Here are some highlights:
- Less than 75% can be invested in shares/stocks
- 30% or less can be taken offshore (with an additional 10% in Africa)
Retirement annuity policies
In some cases, you might get a policy retirement annuity – You sign a contract to pay an amount every month until retirement. If you default, you will need to pay severe penalties. These penalties might mean you lose all your profits or even some of your capital!
So, you’re starting a new job. You signed the contract and see on your payslip that you have a deduction for a pension fund. Pension funds are generally for employees of a company and are funded through monthly contributions. There are certain discounts on fees and investments when bulk buying, and thus employers will often force their employees to invest in these funds.
This fund is managed by trustees who decide what to invest in.
What happens when I resign?
If you resign or leave the company, you need to move your money away from the pension fund. You can move it to:
- your new employer’s pension fund
- a preservation fund
- a retirement annuity
You are also to cash out up to a third of the money. Taxes will be payable on all money withdrawn.
After the changes of the law on 1 March 2021, provident and pension funds are basically the same now. Previously, you could withdraw all the money from a provident fund but is not possible anymore.
Provident funds, like pension funds are generally available through employers who want to look out for their employees. When you leave, the same rules as pension funds apply.
So, you leave your current employer and you need to move your money out of a pension fund. Preservation funds are designed for this. You can move your money into a preservation fund to keep your money growing tax-free.
In case something bad happens, you are allowed to make one partial/full withdrawal before you reach age 55. Once you’ve made the withdrawal, you have to wait until 55 to withdraw the money.
What happens when I retire?
For RAs and pension funds, you are able to withdraw up to 1/3 of the money in a cash lump sum. If the amount is less than R 247 500, you can withdraw everything. All withdrawals will be taxable!
The money that remains must be used to buy an annuity. You could either choose a living or a life annuity.
Living and life annuities
A living annuity is like a savings account. You put your money in there and are allowed to withdraw a certain amount every year.
A life annuity is like an insurance policy.
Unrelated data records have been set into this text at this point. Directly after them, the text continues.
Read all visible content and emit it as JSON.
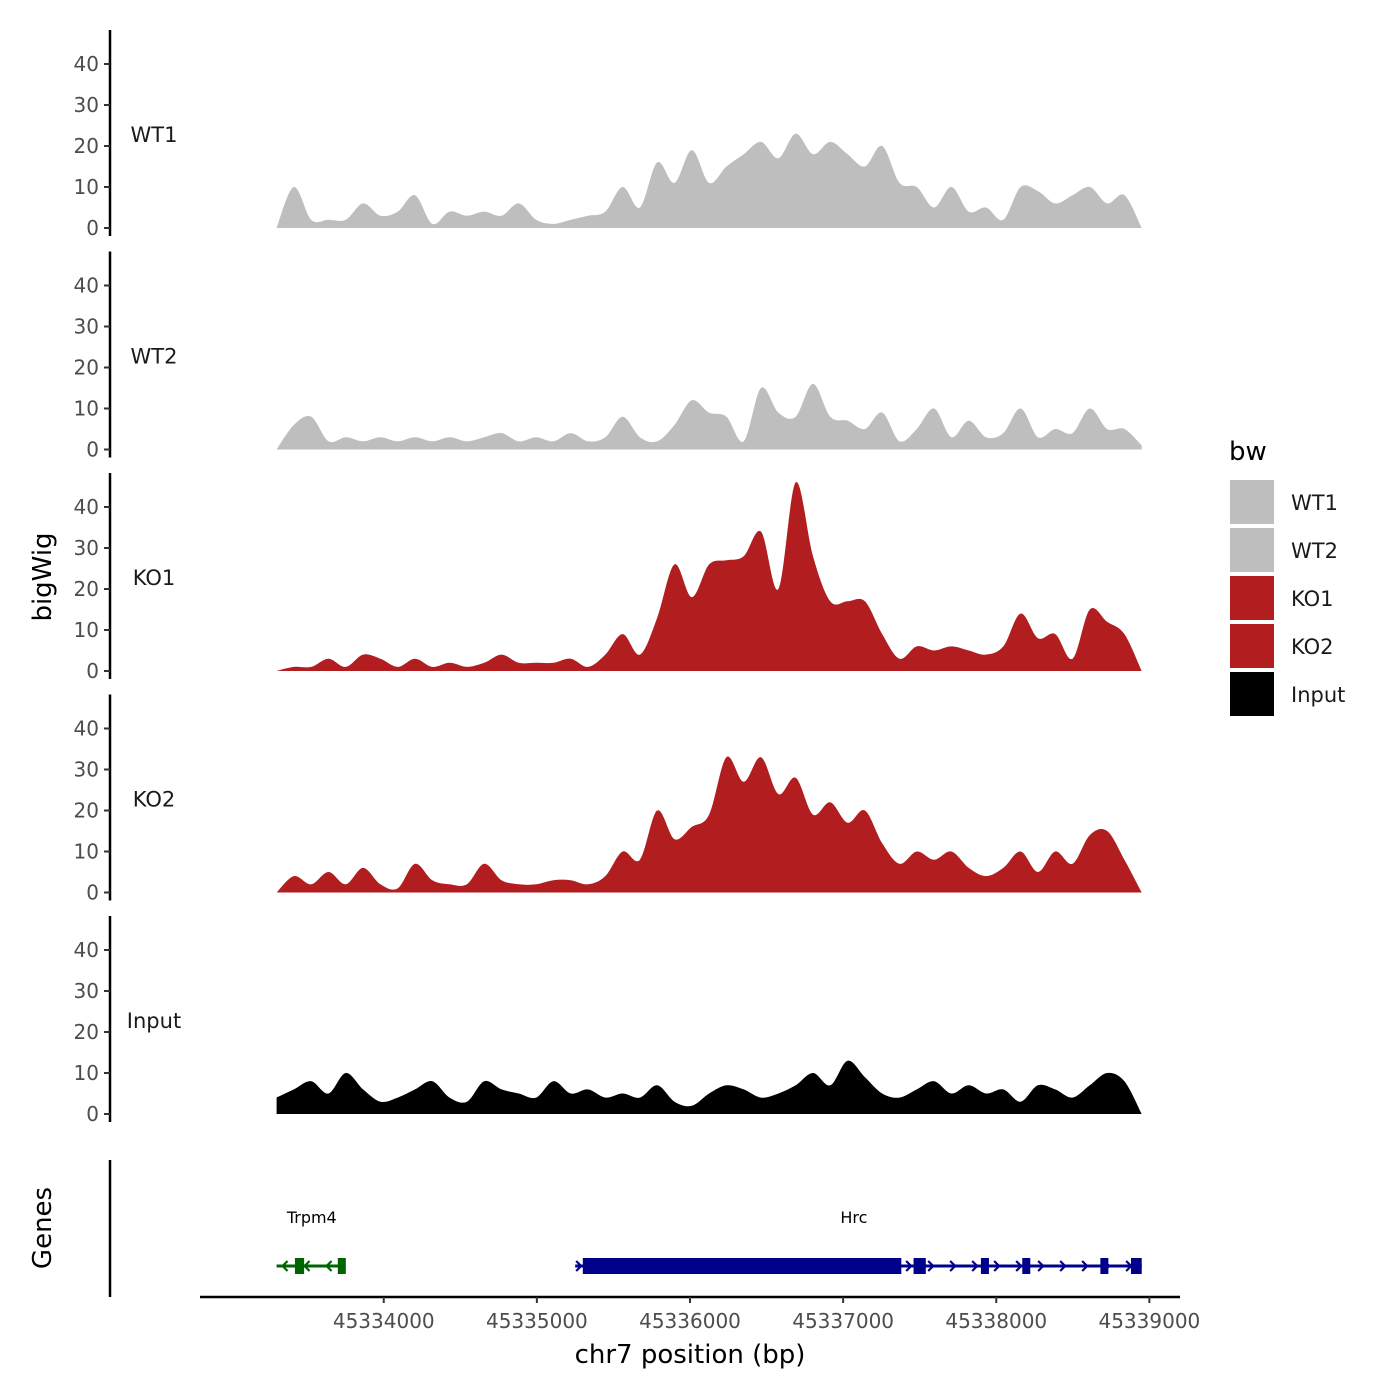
{
  "chart_data": {
    "type": "area",
    "title": "",
    "xlabel": "chr7 position (bp)",
    "ylabel": "bigWig",
    "genes_label": "Genes",
    "xlim": [
      45332800,
      45339200
    ],
    "ylim": [
      0,
      46
    ],
    "x_ticks": [
      45334000,
      45335000,
      45336000,
      45337000,
      45338000,
      45339000
    ],
    "y_ticks": [
      0,
      10,
      20,
      30,
      40
    ],
    "x_range_data": [
      45333300,
      45338950
    ],
    "legend": {
      "title": "bw",
      "position": "right",
      "entries": [
        {
          "label": "WT1",
          "color": "#bebebe"
        },
        {
          "label": "WT2",
          "color": "#bebebe"
        },
        {
          "label": "KO1",
          "color": "#b21d1f"
        },
        {
          "label": "KO2",
          "color": "#b21d1f"
        },
        {
          "label": "Input",
          "color": "#000000"
        }
      ]
    },
    "series": [
      {
        "name": "WT1",
        "color": "#bebebe",
        "values": [
          0,
          10,
          2,
          2,
          2,
          6,
          3,
          4,
          8,
          1,
          4,
          3,
          4,
          3,
          6,
          2,
          1,
          2,
          3,
          4,
          10,
          5,
          16,
          11,
          19,
          11,
          15,
          18,
          21,
          17,
          23,
          18,
          21,
          18,
          15,
          20,
          11,
          10,
          5,
          10,
          4,
          5,
          2,
          10,
          9,
          6,
          8,
          10,
          6,
          8,
          0
        ]
      },
      {
        "name": "WT2",
        "color": "#bebebe",
        "values": [
          0,
          6,
          8,
          2,
          3,
          2,
          3,
          2,
          3,
          2,
          3,
          2,
          3,
          4,
          2,
          3,
          2,
          4,
          2,
          3,
          8,
          3,
          2,
          6,
          12,
          9,
          8,
          2,
          15,
          9,
          8,
          16,
          8,
          7,
          5,
          9,
          2,
          5,
          10,
          3,
          7,
          3,
          4,
          10,
          3,
          5,
          4,
          10,
          5,
          5,
          1
        ]
      },
      {
        "name": "KO1",
        "color": "#b21d1f",
        "values": [
          0,
          1,
          1,
          3,
          1,
          4,
          3,
          1,
          3,
          1,
          2,
          1,
          2,
          4,
          2,
          2,
          2,
          3,
          1,
          4,
          9,
          4,
          13,
          26,
          18,
          26,
          27,
          28,
          34,
          20,
          46,
          28,
          17,
          17,
          17,
          9,
          3,
          6,
          5,
          6,
          5,
          4,
          6,
          14,
          8,
          9,
          3,
          15,
          12,
          9,
          0
        ]
      },
      {
        "name": "KO2",
        "color": "#b21d1f",
        "values": [
          0,
          4,
          2,
          5,
          2,
          6,
          2,
          1,
          7,
          3,
          2,
          2,
          7,
          3,
          2,
          2,
          3,
          3,
          2,
          4,
          10,
          8,
          20,
          13,
          16,
          19,
          33,
          27,
          33,
          24,
          28,
          19,
          22,
          17,
          20,
          12,
          7,
          10,
          8,
          10,
          6,
          4,
          6,
          10,
          5,
          10,
          7,
          14,
          15,
          8,
          0
        ]
      },
      {
        "name": "Input",
        "color": "#000000",
        "values": [
          4,
          6,
          8,
          5,
          10,
          6,
          3,
          4,
          6,
          8,
          4,
          3,
          8,
          6,
          5,
          4,
          8,
          5,
          6,
          4,
          5,
          4,
          7,
          3,
          2,
          5,
          7,
          6,
          4,
          5,
          7,
          10,
          7,
          13,
          9,
          5,
          4,
          6,
          8,
          5,
          7,
          5,
          6,
          3,
          7,
          6,
          4,
          7,
          10,
          8,
          0
        ]
      }
    ],
    "genes": [
      {
        "name": "Trpm4",
        "strand": "-",
        "color": "#006400",
        "start": 45333300,
        "end": 45333750,
        "exons": [
          [
            45333420,
            45333480
          ],
          [
            45333700,
            45333740
          ]
        ]
      },
      {
        "name": "Hrc",
        "strand": "+",
        "color": "#00008b",
        "start": 45335250,
        "end": 45338950,
        "exons": [
          [
            45335300,
            45337380
          ],
          [
            45337460,
            45337540
          ],
          [
            45337900,
            45337950
          ],
          [
            45338170,
            45338200
          ],
          [
            45338680,
            45338720
          ],
          [
            45338880,
            45338950
          ]
        ]
      }
    ]
  }
}
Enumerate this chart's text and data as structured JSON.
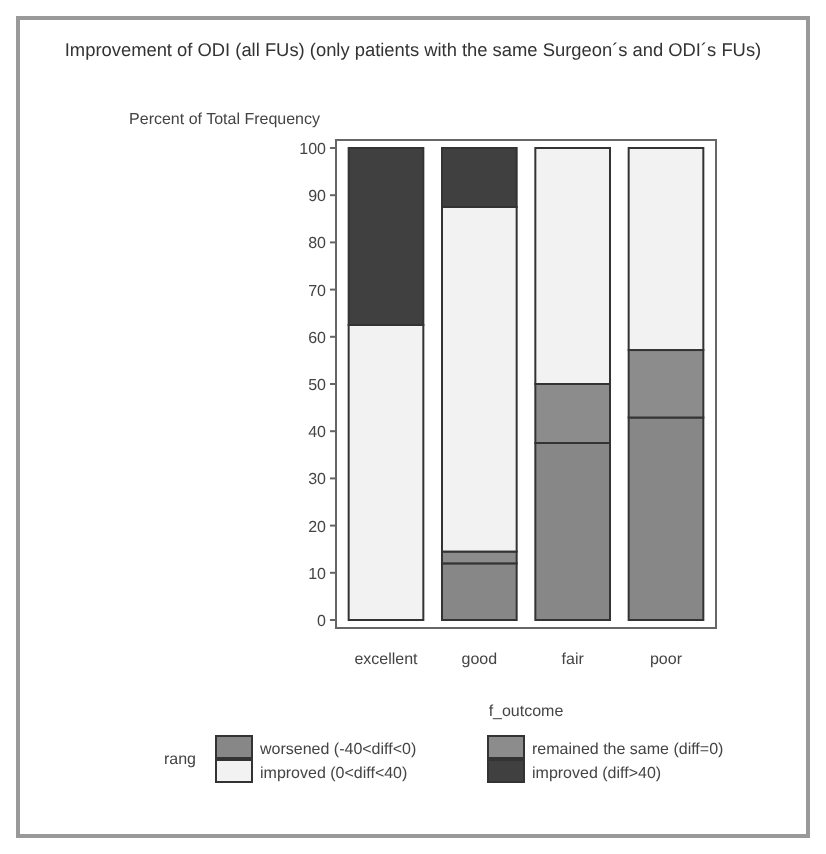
{
  "chart_data": {
    "type": "bar",
    "stacked": true,
    "title": "Improvement of ODI (all FUs) (only patients with the same Surgeon´s and ODI´s FUs)",
    "ylabel": "Percent of Total Frequency",
    "xlabel": "f_outcome",
    "legend_title": "rang",
    "legend": "bottom",
    "categories": [
      "excellent",
      "good",
      "fair",
      "poor"
    ],
    "series": [
      {
        "name": "worsened (-40<diff<0)",
        "color": "#878787",
        "values": [
          0,
          12,
          37.5,
          42.9
        ]
      },
      {
        "name": "remained the same (diff=0)",
        "color": "#8c8c8c",
        "values": [
          0,
          2.5,
          12.5,
          14.3
        ]
      },
      {
        "name": "improved (0<diff<40)",
        "color": "#f2f2f2",
        "values": [
          62.5,
          73,
          50,
          42.8
        ]
      },
      {
        "name": "improved (diff>40)",
        "color": "#404040",
        "values": [
          37.5,
          12.5,
          0,
          0
        ]
      }
    ],
    "ylim": [
      0,
      100
    ],
    "yticks": [
      0,
      10,
      20,
      30,
      40,
      50,
      60,
      70,
      80,
      90,
      100
    ],
    "grid": false
  }
}
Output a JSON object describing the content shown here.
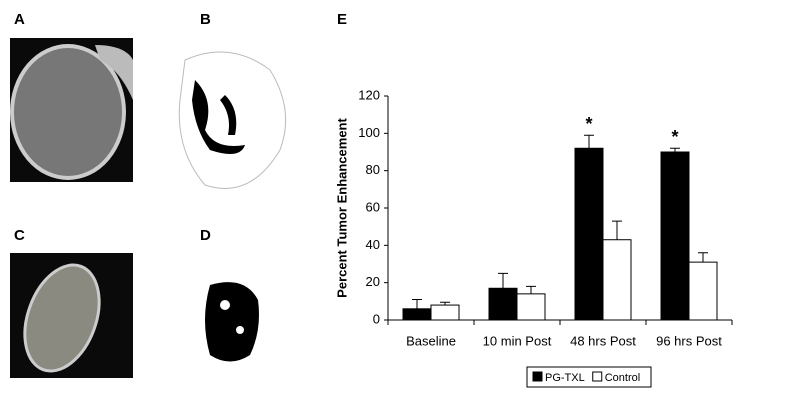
{
  "panel_labels": [
    "A",
    "B",
    "C",
    "D"
  ],
  "chart_data": {
    "type": "bar",
    "panel_label": "E",
    "y_label": "Percent Tumor Enhancement",
    "categories": [
      "Baseline",
      "10 min Post",
      "48 hrs Post",
      "96 hrs Post"
    ],
    "series": [
      {
        "name": "PG-TXL",
        "color": "#000000",
        "values": [
          6,
          17,
          92,
          90
        ],
        "errors": [
          5,
          8,
          7,
          2
        ]
      },
      {
        "name": "Control",
        "color": "#ffffff",
        "values": [
          8,
          14,
          43,
          31
        ],
        "errors": [
          1.5,
          4,
          10,
          5
        ]
      }
    ],
    "ylim": [
      0,
      120
    ],
    "yticks": [
      0,
      20,
      40,
      60,
      80,
      100,
      120
    ],
    "grid": false,
    "annotations": [
      {
        "label": "*",
        "x": "48 hrs Post"
      },
      {
        "label": "*",
        "x": "96 hrs Post"
      }
    ]
  }
}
It will pay you a fixed amount every month (escalating with inflation if negotiated beforehand) until the day you die. When you die, the money stops flowing.
Retirement products and tax
When you put money in, you will get tax back on your contributions. It is calculated on the greater of: 27.5% of total gross taxable income or 27.5% of total gross remuneration, having an annual ceiling of R350 000.
Retirement products are tax deferred . When you retire and withdraw the money through a lump sum or a monthly pension/annuity, you will need to pay income tax.
Because of overregulation to protect people from themselves and people in the financial sector, there are often large fees payable. Fees are generally calculated as a percentage of the entire fund value. This means that the more money you have in the fund, the more the fees.
A good measure would be to ask for EAC – effective annual cost. This should include everything – advisor fees, platform fees, fund management fees, etc.
Pension products assist people in saving – as most people spend money as it comes in. It was created to defer taxes until retirement.
Retirement annuities are regulated by regulation 28. Though you often can choose what you’re investing in, you are bound by the rules.
Employers use pension and provident funds to help employees save. When you move to another employer, you might need to move your money into another pension fund or into a preservation fund.